Gannett Weekly Loses Appeal in Defamation Suit

Court upholds decision that the paper's 2010 statement was made with actual malice

Nov 12, 2013 at 3:25 pm

A Sixth Circuit Court of Appeals judge has denied the Milford-Miami Advertiser's request to appeal a 2012 ruling that charged the Gannett-owned suburban weekly with defamation and ordered the paper to pay the defamed plaintiff $100,000 in damages.

In an article published in the Advertiser on May 27, 2010 titled "Cop's suspension called best move for city," the paper implicated Miami Township police officer James Young, who years before had been mired in legal trouble for accusations of sexual assault that were eventually disproven, in its article discussing another sex scandal in the area.

According to court documents, in 1997, Young was initially fired from his job after a woman named Marcie Phillips accused Young of forcing her to perform oral sex on him while Young was on duty. An internal investigation revealed that the two had actually been engaged in a relationship prior and that Young had spent time at Phillips' house while on duty.

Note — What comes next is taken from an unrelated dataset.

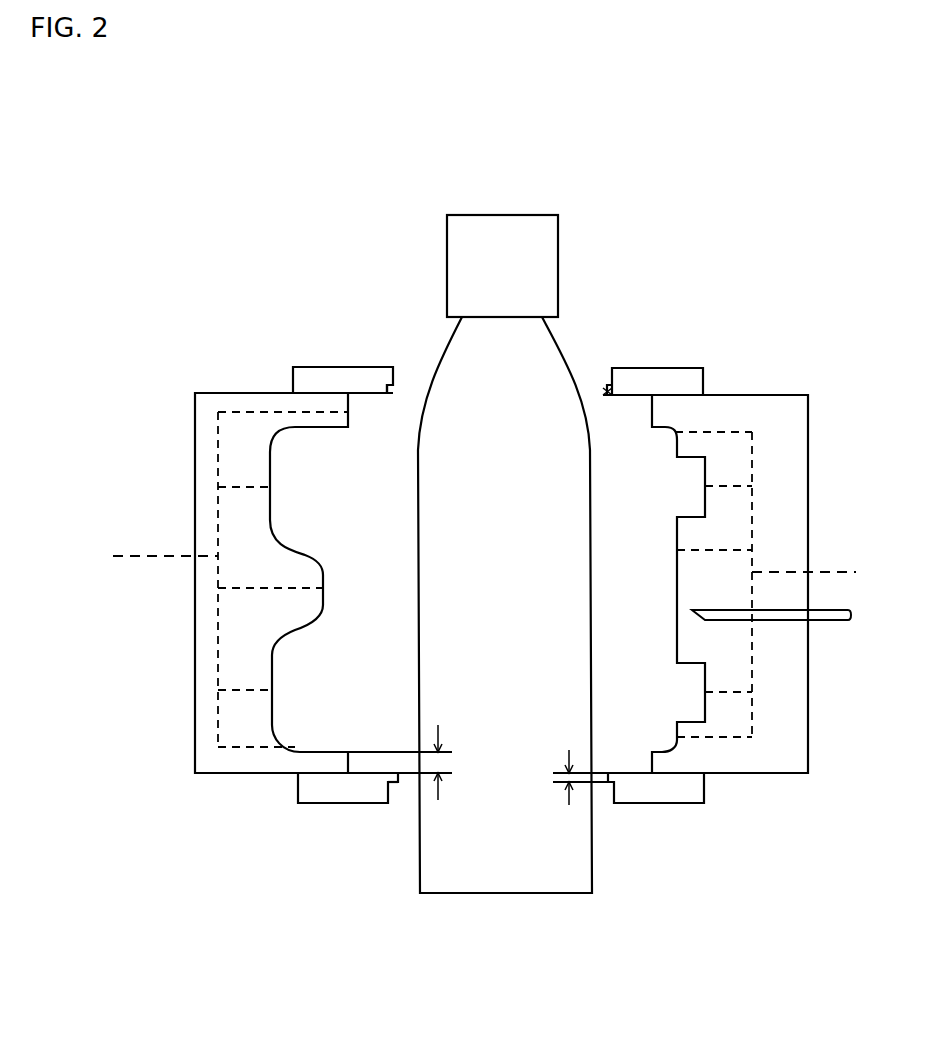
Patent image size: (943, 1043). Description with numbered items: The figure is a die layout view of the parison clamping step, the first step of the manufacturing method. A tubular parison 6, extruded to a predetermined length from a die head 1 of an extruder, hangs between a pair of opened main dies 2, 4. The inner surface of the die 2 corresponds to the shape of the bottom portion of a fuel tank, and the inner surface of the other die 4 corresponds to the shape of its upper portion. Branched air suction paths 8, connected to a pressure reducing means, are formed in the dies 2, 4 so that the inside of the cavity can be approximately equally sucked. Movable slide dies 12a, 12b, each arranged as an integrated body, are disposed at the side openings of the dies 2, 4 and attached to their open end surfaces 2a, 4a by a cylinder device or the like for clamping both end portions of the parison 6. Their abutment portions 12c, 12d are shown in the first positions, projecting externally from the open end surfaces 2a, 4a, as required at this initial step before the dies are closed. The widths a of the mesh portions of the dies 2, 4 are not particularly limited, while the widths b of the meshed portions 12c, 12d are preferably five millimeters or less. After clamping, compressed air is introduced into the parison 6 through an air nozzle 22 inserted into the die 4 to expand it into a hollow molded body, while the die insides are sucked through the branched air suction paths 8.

The allegations, however, were entangled in questions about Phillips' character and concern that she could have been lying about the rape because the relationship between the two had recently ended on rocky terms.

When DNA testing on semen found on a rug in the woman's home proved that the DNA didn't match Young's, he was exonerated and reinstated to his position. 

The Advertiser article explained that Young had been terminated for sexual harassment, immoral behavior, gross misconduct and neglect in the line of duty and also stated that "Young had sex with a woman while on the job," which formed the basis for Young's defamation suit.

The 2010 article dealt with similar accusations lodged against Milford Police Officer Russell Kenney, who pleaded guilty to charges that he'd been having sex with Milford Mayor Amy Brewer while he was on duty on multiple occasions.

Kenney was suspended from his position for 15 days, but was later reinstated even though Milford's police chief planned to recommend his termination to avoid having to use an arbitrator to dissect the case.

Although the article is attributed to writer Kellie Giest, the lawsuit revealed that the paper's editor at the time, Theresa Herron, inserted the section of the article that went to trial. According to court documents, Herron added the paragraphs about Young to Giest's story because she felt the article needed more context about why the city wanted to avoid arbitration.

According to court documents from the suit Young filed against the Gannett Satellite Information Network, Gannett responded the to initial complaint by acknowledging that the statement was a defamation of character, but that the statement was made without actual malice on the part of Herron. There is a high legal threshold for plaintiffs to establish a defamation claim, which require the plaintiff to prove several elements beyond a reasonable doubt; for public officials, the threshold is even higher because they most prove that the offender acted with actual malice — in this case, knowing the claim about Young was false and printing it anyway — to win a lawsuit.

In its appeal, Gannett argued that Young, as a police officer, did not meet the threshold of a public official required to successfully establish a defamation claim and that Herron's inclusions were based on rational interpretations of documents on the case — even though Young denied having sex with plaintiff Marcie Phillips, he admitted the two had kissed and the arbitrator's report documented one instance in which Young was at Phillips' house while on duty.

In the court's opinion denying Gannett's appeal, Judge John Rogers writes that Herron admitted she had read the arbitrator's report from Young's case, which provided no evidence that Young and Phillips ever actually had sex at all.

"There was sufficient evidence for the jury to conclude that Herron was well aware that the statement she added to the article was probably false," it reads. "Herron was also reckless in failing to conduct any investigation beyond the records of the original case. She did not seek out Young for comment, nor did she talk to anyone involved in his case."